Alicia both loved this house and hated it. It was where she had started, yet she often feared it would be where she’d end up, too. Certainly she was the one writing the checks to keep it going. Yet at the same time it gave her great satisfaction to know that her father would be proud of her. She hadn’t let the family down.
Tonight it was a raucous scene, the living room full to bursting with people and noise and furniture. People because there were nine Maldonados plus Jorge: herself, her mom, her two sisters, the one husband, the four kids. Noise because no one ever seemed to shut up and both the TV and stereo were on. And furniture because the prior summer Alicia had bought her mother a living room set from IKEA, but her mother had refused to get rid of any of her old stuff, worn though it might be. Who knew if she might need it someday? she asked, and that was the end of that. To Alicia it was yet another mysterious working of her mother’s mind.

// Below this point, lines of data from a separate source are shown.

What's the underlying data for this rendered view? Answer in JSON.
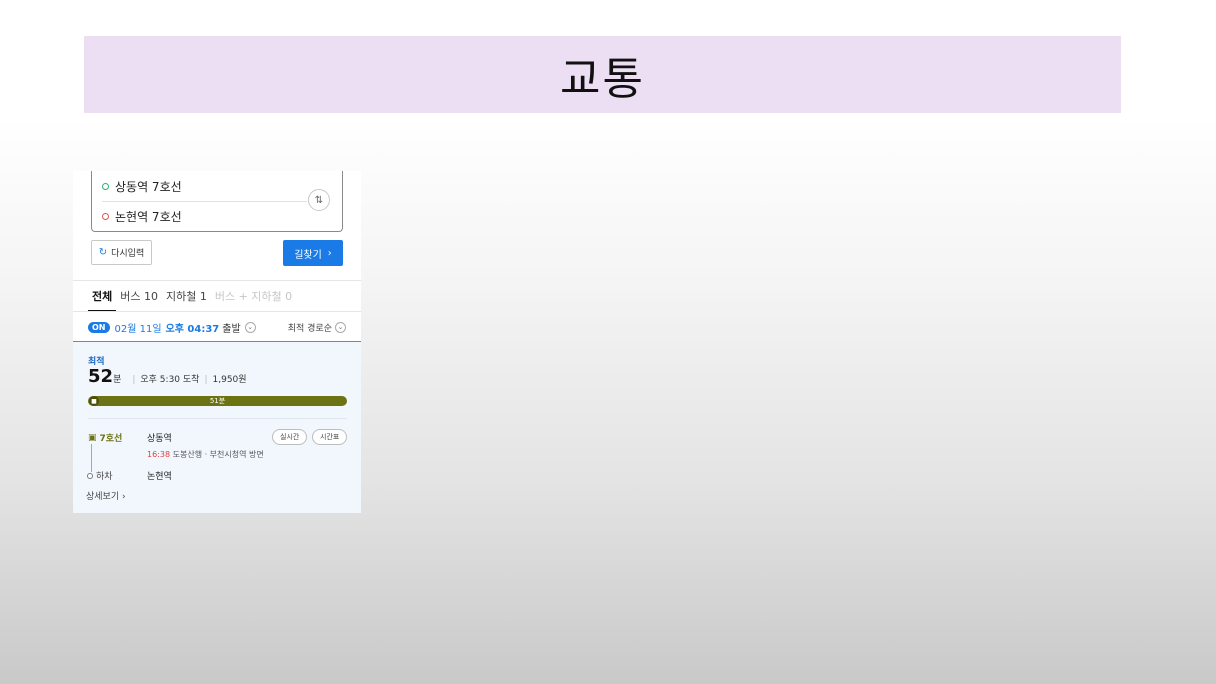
{
  "slide": {
    "title": "교통"
  },
  "search": {
    "start": "상동역 7호선",
    "end": "논현역 7호선",
    "reset_label": "다시입력",
    "search_label": "길찾기"
  },
  "tabs": [
    {
      "label": "전체"
    },
    {
      "label": "버스 10"
    },
    {
      "label": "지하철 1"
    },
    {
      "label": "버스 + 지하철 0"
    }
  ],
  "departure": {
    "badge": "ON",
    "date": "02월 11일",
    "time": "오후 04:37",
    "label": "출발",
    "sort": "최적 경로순"
  },
  "result": {
    "badge": "최적",
    "minutes": "52",
    "minutes_unit": "분",
    "arrival": "오후 5:30 도착",
    "fare": "1,950원",
    "bar_text": "51분",
    "line": "7호선",
    "board_station": "상동역",
    "realtime_label": "실시간",
    "timetable_label": "시간표",
    "next_time": "16:38",
    "direction": "도봉산행 · 부천시청역 방면",
    "alight_label": "하차",
    "alight_station": "논현역",
    "detail_label": "상세보기"
  }
}
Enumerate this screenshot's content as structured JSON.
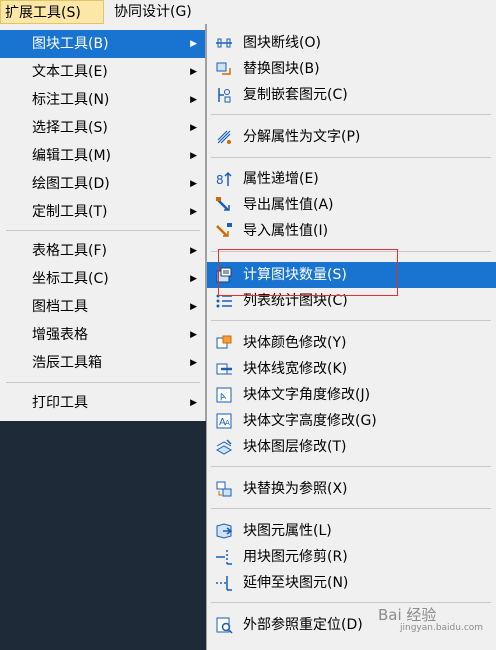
{
  "menubar": [
    {
      "label": "扩展工具(S)",
      "active": true
    },
    {
      "label": "协同设计(G)",
      "active": false
    }
  ],
  "menu1": {
    "items": [
      {
        "label": "图块工具(B)"
      },
      {
        "label": "文本工具(E)"
      },
      {
        "label": "标注工具(N)"
      },
      {
        "label": "选择工具(S)"
      },
      {
        "label": "编辑工具(M)"
      },
      {
        "label": "绘图工具(D)"
      },
      {
        "label": "定制工具(T)"
      },
      {
        "label": "表格工具(F)"
      },
      {
        "label": "坐标工具(C)"
      },
      {
        "label": "图档工具"
      },
      {
        "label": "增强表格"
      },
      {
        "label": "浩辰工具箱"
      },
      {
        "label": "打印工具"
      }
    ]
  },
  "menu2": {
    "items": [
      {
        "label": "图块断线(O)",
        "icon": "block-break-icon"
      },
      {
        "label": "替换图块(B)",
        "icon": "replace-block-icon"
      },
      {
        "label": "复制嵌套图元(C)",
        "icon": "copy-nested-icon"
      },
      {
        "label": "分解属性为文字(P)",
        "icon": "explode-attr-icon"
      },
      {
        "label": "属性递增(E)",
        "icon": "attr-increment-icon"
      },
      {
        "label": "导出属性值(A)",
        "icon": "export-attr-icon"
      },
      {
        "label": "导入属性值(I)",
        "icon": "import-attr-icon"
      },
      {
        "label": "计算图块数量(S)",
        "icon": "count-blocks-icon"
      },
      {
        "label": "列表统计图块(C)",
        "icon": "list-blocks-icon"
      },
      {
        "label": "块体颜色修改(Y)",
        "icon": "block-color-icon"
      },
      {
        "label": "块体线宽修改(K)",
        "icon": "block-linewidth-icon"
      },
      {
        "label": "块体文字角度修改(J)",
        "icon": "block-text-angle-icon"
      },
      {
        "label": "块体文字高度修改(G)",
        "icon": "block-text-height-icon"
      },
      {
        "label": "块体图层修改(T)",
        "icon": "block-layer-icon"
      },
      {
        "label": "块替换为参照(X)",
        "icon": "block-to-xref-icon"
      },
      {
        "label": "块图元属性(L)",
        "icon": "block-entity-prop-icon"
      },
      {
        "label": "用块图元修剪(R)",
        "icon": "trim-by-block-icon"
      },
      {
        "label": "延伸至块图元(N)",
        "icon": "extend-to-block-icon"
      },
      {
        "label": "外部参照重定位(D)",
        "icon": "xref-relocate-icon"
      }
    ]
  },
  "watermark": {
    "text": "Bai 经验",
    "sub": "jingyan.baidu.com"
  },
  "colors": {
    "highlight": "#1874d0",
    "menu_bg": "#f0f0f0",
    "desktop_bg": "#1f2a38",
    "annotation": "#e03030"
  }
}
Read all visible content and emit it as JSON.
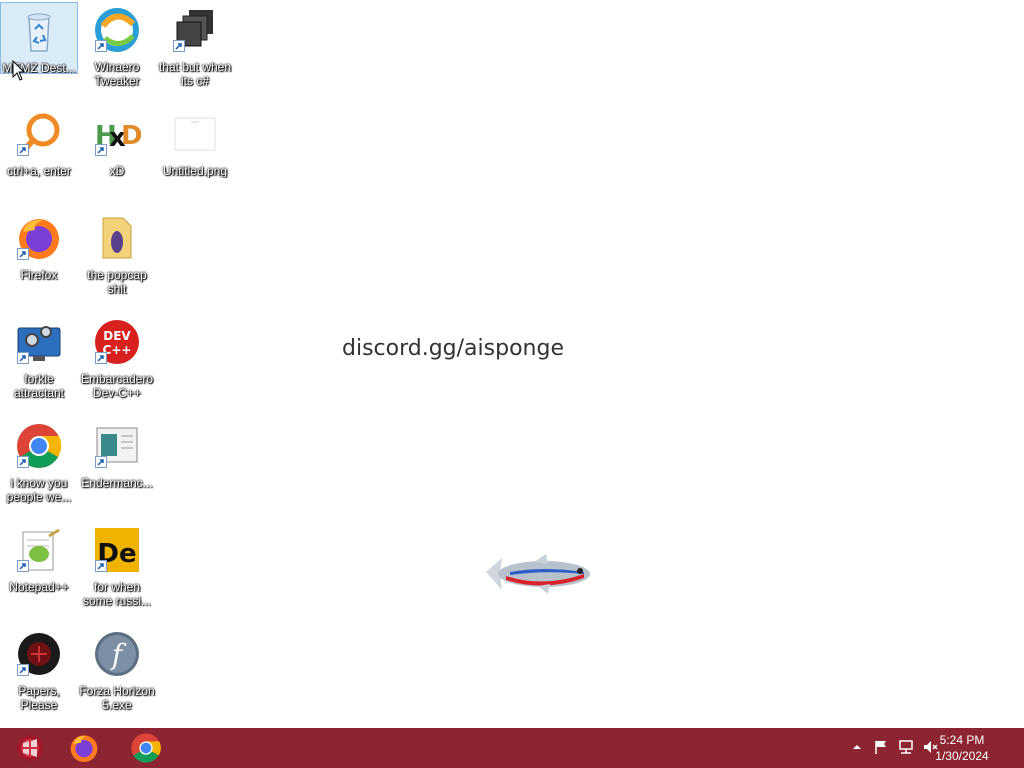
{
  "desktop": {
    "icons": [
      {
        "label": "MEMZ Dest...",
        "icon": "recycle-bin-icon"
      },
      {
        "label": "Winaero Tweaker",
        "icon": "winaero-icon"
      },
      {
        "label": "that but when its c#",
        "icon": "stacked-windows-icon"
      },
      {
        "label": "ctrl+a, enter",
        "icon": "magnifier-icon"
      },
      {
        "label": "xD",
        "icon": "hxd-icon"
      },
      {
        "label": "Untitled.png",
        "icon": "image-file-icon"
      },
      {
        "label": "Firefox",
        "icon": "firefox-icon"
      },
      {
        "label": "the popcap shit",
        "icon": "folder-icon"
      },
      {
        "label": "forkie attractant",
        "icon": "system-settings-icon"
      },
      {
        "label": "Embarcadero Dev-C++",
        "icon": "devcpp-icon"
      },
      {
        "label": "i know you people we...",
        "icon": "chrome-icon"
      },
      {
        "label": "Endermanc...",
        "icon": "window-app-icon"
      },
      {
        "label": "Notepad++",
        "icon": "notepadpp-icon"
      },
      {
        "label": "for when some russi...",
        "icon": "de-app-icon"
      },
      {
        "label": "Papers, Please",
        "icon": "papers-please-icon"
      },
      {
        "label": "Forza Horizon 5.exe",
        "icon": "flash-icon"
      }
    ],
    "wallpaper_text": "discord.gg/aisponge"
  },
  "taskbar": {
    "background": "#8c2431",
    "pinned": [
      {
        "name": "start-button",
        "icon": "start-orb-icon"
      },
      {
        "name": "firefox",
        "icon": "firefox-icon"
      },
      {
        "name": "chrome",
        "icon": "chrome-icon"
      }
    ],
    "tray": [
      "show-hidden-icons",
      "action-center-flag-icon",
      "network-icon",
      "volume-muted-icon"
    ],
    "time": "5:24 PM",
    "date": "1/30/2024"
  }
}
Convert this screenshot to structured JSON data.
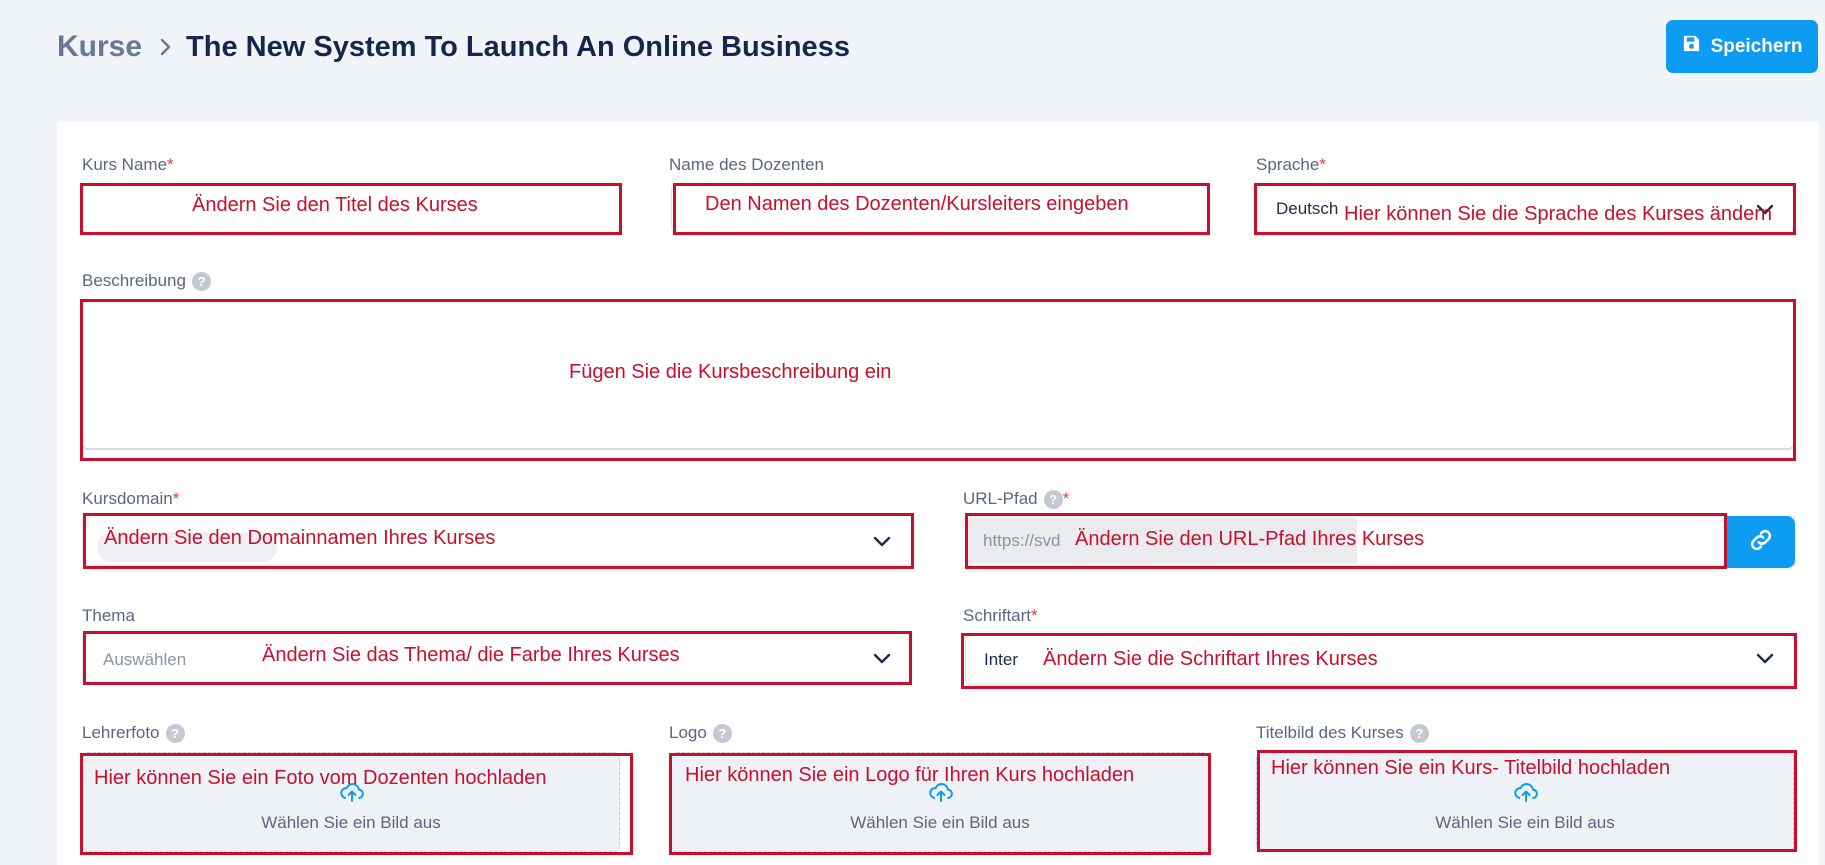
{
  "breadcrumb": {
    "root": "Kurse",
    "title": "The New System To Launch An Online Business"
  },
  "toolbar": {
    "save_label": "Speichern"
  },
  "form": {
    "course_name": {
      "label": "Kurs Name",
      "required_mark": "*",
      "annotation": "Ändern Sie den Titel des Kurses"
    },
    "instructor": {
      "label": "Name des Dozenten",
      "annotation": "Den Namen des Dozenten/Kursleiters eingeben"
    },
    "language": {
      "label": "Sprache",
      "required_mark": "*",
      "value": "Deutsch",
      "annotation": "Hier können Sie die Sprache des Kurses ändern"
    },
    "description": {
      "label": "Beschreibung",
      "help": "?",
      "annotation": "Fügen Sie die Kursbeschreibung ein"
    },
    "domain": {
      "label": "Kursdomain",
      "required_mark": "*",
      "annotation": "Ändern Sie den Domainnamen Ihres Kurses"
    },
    "url_path": {
      "label": "URL-Pfad",
      "help": "?",
      "required_mark": "*",
      "prefix": "https://svd",
      "annotation": "Ändern Sie den URL-Pfad Ihres Kurses"
    },
    "theme": {
      "label": "Thema",
      "placeholder": "Auswählen",
      "annotation": "Ändern Sie das Thema/ die Farbe Ihres Kurses"
    },
    "font": {
      "label": "Schriftart",
      "required_mark": "*",
      "value": "Inter",
      "annotation": "Ändern Sie die Schriftart Ihres Kurses"
    },
    "teacher_photo": {
      "label": "Lehrerfoto",
      "help": "?",
      "upload_text": "Wählen Sie ein Bild aus",
      "annotation": "Hier können Sie ein Foto vom Dozenten hochladen"
    },
    "logo": {
      "label": "Logo",
      "help": "?",
      "upload_text": "Wählen Sie ein Bild aus",
      "annotation": "Hier können Sie ein Logo für Ihren Kurs hochladen"
    },
    "cover_image": {
      "label": "Titelbild des Kurses",
      "help": "?",
      "upload_text": "Wählen Sie ein Bild aus",
      "annotation": "Hier können Sie ein Kurs- Titelbild hochladen"
    }
  },
  "colors": {
    "accent": "#0d9cf2",
    "annotation_red": "#c8102e",
    "required": "#e53946"
  },
  "icons": {
    "save": "save-icon",
    "breadcrumb": "chevron-right-icon",
    "select": "chevron-down-icon",
    "link": "link-icon",
    "upload": "cloud-upload-icon",
    "help": "help-icon"
  }
}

Then there were the Christmas decorations, starting with the silver foil Christmas tree with the red and green balls hauled out every year from the garage to be stood next to the television. The plastic reindeer that most people would put on their lawn but which stayed inside because of the high likelihood that outside they would be stolen. The Nativity set too large to be contained beneath the tree, so that the myrrh-bearing wise man was forced to stand right next to a reindeer.